Only present when the PR touches state machines, parsers, dependency resolution,
auth flows, financial calculations, or similarly complex logic.]

### Performance
[Performance concerns if any]

### Recommendation
**Approve** / **Request Changes** / **Needs Discussion**

[Brief justification for recommendation]

Specific Comments (Detailed Review Only)

Only include this section if the user requests a "detailed" or "in depth" review.

Do not repeat observations already made in other sections. This section is for additional file-specific feedback that doesn't fit into the categorized sections above.

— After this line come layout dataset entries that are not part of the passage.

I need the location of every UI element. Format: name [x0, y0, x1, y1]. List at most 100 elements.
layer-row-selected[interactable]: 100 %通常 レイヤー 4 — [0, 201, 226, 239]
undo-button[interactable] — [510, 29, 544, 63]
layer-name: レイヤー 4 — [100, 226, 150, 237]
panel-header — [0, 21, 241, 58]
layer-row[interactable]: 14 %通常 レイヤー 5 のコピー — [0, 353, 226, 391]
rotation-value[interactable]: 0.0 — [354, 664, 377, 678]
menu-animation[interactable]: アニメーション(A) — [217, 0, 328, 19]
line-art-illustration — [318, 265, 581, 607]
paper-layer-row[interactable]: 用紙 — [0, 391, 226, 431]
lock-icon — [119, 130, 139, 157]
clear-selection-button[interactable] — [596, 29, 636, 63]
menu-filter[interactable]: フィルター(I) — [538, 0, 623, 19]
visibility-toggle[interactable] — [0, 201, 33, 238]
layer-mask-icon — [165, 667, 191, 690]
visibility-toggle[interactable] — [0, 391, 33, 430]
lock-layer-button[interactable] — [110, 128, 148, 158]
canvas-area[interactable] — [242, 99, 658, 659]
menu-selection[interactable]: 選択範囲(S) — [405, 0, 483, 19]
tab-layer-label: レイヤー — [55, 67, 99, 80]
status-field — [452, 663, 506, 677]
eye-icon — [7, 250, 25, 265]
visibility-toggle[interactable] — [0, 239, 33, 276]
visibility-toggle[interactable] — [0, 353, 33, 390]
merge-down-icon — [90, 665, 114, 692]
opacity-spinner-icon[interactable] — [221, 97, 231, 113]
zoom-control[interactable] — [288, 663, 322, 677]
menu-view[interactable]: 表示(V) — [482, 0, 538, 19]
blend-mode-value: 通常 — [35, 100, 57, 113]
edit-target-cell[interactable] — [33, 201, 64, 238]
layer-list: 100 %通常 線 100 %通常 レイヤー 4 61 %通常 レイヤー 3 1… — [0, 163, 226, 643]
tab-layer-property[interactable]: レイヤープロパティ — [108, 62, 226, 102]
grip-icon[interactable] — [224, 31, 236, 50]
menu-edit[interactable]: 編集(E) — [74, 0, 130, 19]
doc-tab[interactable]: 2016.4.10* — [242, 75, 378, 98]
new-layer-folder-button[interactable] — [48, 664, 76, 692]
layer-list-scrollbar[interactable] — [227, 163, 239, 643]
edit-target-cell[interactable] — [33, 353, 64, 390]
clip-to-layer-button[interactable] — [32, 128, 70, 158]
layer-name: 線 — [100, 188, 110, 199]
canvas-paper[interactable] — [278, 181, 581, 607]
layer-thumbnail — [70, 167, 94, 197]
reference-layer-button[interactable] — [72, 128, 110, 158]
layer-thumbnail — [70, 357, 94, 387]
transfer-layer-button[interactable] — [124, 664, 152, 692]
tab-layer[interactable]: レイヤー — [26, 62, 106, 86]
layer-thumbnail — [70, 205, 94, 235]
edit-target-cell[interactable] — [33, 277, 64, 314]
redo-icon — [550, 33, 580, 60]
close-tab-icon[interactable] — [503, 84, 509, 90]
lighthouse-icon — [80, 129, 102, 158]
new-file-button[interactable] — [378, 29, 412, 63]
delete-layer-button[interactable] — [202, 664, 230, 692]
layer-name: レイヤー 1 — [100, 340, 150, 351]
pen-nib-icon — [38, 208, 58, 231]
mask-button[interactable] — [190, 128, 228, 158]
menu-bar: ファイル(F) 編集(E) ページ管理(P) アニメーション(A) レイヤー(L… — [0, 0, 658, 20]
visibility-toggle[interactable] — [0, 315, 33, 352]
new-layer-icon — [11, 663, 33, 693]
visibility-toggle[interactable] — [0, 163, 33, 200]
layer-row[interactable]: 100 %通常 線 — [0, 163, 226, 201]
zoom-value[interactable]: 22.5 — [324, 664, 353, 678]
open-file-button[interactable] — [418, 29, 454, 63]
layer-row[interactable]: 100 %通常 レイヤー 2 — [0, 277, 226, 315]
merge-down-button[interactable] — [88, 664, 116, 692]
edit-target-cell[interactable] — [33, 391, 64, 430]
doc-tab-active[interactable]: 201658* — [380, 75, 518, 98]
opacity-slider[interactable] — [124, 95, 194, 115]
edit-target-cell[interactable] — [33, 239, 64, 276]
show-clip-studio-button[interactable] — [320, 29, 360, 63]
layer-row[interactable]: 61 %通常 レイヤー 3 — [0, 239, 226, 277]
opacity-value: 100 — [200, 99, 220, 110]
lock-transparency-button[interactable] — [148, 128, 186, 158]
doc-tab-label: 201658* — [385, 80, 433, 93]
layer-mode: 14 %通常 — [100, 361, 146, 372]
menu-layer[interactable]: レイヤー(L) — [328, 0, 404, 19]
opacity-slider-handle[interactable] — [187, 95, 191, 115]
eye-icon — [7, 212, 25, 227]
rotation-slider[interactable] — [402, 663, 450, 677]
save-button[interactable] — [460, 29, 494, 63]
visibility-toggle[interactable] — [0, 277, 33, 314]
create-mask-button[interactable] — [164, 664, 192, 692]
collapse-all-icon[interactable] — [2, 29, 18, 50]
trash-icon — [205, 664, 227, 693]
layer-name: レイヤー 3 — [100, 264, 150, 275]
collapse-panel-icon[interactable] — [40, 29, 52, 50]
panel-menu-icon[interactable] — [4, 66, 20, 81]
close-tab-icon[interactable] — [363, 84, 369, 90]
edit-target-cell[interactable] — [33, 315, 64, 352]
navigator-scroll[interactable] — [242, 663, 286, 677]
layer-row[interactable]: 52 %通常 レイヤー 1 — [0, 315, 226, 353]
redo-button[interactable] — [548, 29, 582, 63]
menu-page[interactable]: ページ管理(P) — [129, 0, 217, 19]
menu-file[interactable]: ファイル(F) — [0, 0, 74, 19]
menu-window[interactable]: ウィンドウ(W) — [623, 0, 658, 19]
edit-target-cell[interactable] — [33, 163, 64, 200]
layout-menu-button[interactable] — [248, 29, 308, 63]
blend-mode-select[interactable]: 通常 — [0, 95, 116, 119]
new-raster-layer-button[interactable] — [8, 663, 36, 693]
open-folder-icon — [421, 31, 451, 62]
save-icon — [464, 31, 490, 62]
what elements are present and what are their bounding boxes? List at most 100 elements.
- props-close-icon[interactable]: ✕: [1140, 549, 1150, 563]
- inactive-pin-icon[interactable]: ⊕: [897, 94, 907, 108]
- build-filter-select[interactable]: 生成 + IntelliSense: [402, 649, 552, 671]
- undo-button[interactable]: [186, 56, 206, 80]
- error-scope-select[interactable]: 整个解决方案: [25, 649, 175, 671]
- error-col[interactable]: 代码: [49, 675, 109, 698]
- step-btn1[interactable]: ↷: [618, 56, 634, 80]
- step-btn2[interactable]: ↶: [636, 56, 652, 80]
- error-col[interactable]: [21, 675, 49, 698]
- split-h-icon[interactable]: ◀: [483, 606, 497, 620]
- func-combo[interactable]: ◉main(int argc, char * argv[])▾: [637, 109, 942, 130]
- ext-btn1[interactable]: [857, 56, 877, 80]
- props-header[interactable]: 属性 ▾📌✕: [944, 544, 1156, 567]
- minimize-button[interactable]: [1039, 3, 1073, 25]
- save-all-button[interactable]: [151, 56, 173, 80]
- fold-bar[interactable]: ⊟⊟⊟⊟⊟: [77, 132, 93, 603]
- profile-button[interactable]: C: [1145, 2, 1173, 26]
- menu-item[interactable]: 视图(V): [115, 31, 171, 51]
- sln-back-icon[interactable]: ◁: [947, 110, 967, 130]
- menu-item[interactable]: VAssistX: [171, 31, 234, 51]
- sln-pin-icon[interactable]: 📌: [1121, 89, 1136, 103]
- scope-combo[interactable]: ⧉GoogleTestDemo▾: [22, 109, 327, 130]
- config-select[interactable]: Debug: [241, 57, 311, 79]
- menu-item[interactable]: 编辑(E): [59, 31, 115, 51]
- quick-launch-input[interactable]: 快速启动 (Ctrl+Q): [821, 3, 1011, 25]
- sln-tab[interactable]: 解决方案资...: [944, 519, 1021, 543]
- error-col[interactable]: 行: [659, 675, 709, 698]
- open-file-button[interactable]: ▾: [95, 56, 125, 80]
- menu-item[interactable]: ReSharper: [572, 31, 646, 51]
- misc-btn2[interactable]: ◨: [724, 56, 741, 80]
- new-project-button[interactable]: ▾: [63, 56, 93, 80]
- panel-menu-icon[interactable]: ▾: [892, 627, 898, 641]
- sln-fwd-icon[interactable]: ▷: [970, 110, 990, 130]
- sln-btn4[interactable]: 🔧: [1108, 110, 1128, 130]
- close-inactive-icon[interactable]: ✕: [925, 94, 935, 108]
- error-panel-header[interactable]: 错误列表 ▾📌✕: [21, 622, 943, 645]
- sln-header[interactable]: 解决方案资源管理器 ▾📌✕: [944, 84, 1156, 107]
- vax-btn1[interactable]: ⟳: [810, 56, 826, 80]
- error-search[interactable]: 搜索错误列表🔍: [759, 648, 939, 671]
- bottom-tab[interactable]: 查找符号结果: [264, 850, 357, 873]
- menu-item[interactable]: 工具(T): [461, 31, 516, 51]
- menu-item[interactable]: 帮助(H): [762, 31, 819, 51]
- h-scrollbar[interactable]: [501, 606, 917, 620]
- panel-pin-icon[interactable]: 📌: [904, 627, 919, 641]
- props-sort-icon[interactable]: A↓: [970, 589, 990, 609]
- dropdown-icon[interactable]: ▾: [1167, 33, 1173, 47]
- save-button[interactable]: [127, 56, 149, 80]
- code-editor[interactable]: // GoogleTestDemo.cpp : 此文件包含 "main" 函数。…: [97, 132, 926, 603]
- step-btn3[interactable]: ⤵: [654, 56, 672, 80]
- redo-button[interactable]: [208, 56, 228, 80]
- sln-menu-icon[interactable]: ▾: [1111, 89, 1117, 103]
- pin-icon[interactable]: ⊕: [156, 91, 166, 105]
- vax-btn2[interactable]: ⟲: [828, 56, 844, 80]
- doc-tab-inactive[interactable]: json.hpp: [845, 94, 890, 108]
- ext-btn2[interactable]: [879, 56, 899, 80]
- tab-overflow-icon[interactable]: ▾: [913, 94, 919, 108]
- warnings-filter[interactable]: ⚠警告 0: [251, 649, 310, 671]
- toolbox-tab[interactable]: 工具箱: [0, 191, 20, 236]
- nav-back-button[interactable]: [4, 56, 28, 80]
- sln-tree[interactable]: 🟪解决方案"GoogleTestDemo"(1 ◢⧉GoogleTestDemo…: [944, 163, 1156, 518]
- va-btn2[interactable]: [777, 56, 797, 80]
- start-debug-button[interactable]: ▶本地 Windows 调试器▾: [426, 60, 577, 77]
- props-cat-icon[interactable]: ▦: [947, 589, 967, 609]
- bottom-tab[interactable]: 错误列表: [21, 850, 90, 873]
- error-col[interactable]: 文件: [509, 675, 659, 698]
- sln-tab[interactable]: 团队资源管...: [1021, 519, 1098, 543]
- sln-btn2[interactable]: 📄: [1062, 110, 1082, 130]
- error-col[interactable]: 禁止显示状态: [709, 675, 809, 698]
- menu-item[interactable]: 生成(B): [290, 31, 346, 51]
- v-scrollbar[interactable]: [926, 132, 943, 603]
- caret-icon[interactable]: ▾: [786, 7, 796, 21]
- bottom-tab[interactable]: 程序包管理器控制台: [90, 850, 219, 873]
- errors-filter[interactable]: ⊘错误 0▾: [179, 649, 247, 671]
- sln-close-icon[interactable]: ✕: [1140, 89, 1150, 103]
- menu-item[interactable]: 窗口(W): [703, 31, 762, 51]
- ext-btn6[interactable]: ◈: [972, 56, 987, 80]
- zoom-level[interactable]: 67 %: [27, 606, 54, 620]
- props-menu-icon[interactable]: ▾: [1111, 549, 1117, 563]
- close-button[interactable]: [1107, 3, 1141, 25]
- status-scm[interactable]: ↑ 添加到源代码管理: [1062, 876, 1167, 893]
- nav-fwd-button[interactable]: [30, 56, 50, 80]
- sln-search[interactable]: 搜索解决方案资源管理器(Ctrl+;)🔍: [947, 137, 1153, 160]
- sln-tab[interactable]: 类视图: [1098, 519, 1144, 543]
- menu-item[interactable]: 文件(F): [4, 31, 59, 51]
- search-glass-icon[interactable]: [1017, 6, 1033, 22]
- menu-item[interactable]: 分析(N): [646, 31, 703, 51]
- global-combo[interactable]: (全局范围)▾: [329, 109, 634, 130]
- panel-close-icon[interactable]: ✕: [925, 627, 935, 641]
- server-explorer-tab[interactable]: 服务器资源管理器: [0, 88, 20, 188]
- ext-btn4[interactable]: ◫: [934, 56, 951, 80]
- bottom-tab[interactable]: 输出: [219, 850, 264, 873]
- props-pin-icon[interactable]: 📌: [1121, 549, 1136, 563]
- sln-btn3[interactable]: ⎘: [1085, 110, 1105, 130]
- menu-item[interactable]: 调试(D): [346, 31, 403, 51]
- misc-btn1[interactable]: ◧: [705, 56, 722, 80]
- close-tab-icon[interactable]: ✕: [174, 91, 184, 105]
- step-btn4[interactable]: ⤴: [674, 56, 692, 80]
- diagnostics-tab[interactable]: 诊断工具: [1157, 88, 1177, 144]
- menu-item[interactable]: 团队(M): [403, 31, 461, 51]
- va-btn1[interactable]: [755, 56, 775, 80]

When requested, add file-specific feedback with line references:

### Specific Comments
- `src/module.py:42` - Consider extracting this logic into a named function for clarity
- `test/test_feature.py:100-105` - Missing test for error case when input is None
- `src/utils/helper.ts:78` - This allocation could be moved outside the loop

Files to Reference

When reviewing, consult these project files for context — read them rather than relying on memory, as they change frequently:

• CLAUDE.md or AGENTS.md - Coding style philosophy and project-specific patterns
• CONTRIBUTING.md - PR requirements and review process
• Project-specific test utilities and patterns
• Configuration files that define project conventions

Sibling skills invoked

This skill delegates parts of the review to specialized skills:

• boundary-bug-hunter (Step 3) — seam analysis, round-trip verification, deferral audit. A fail status from its run is blocking.
• edge-case-hunter (Step 9) — input-side edge cases inside high-risk functions.

Do not duplicate their findings inline; reference and incorporate them. If either skill is unavailable in the running environment, note that explicitly in the review under "Coverage gaps in this review".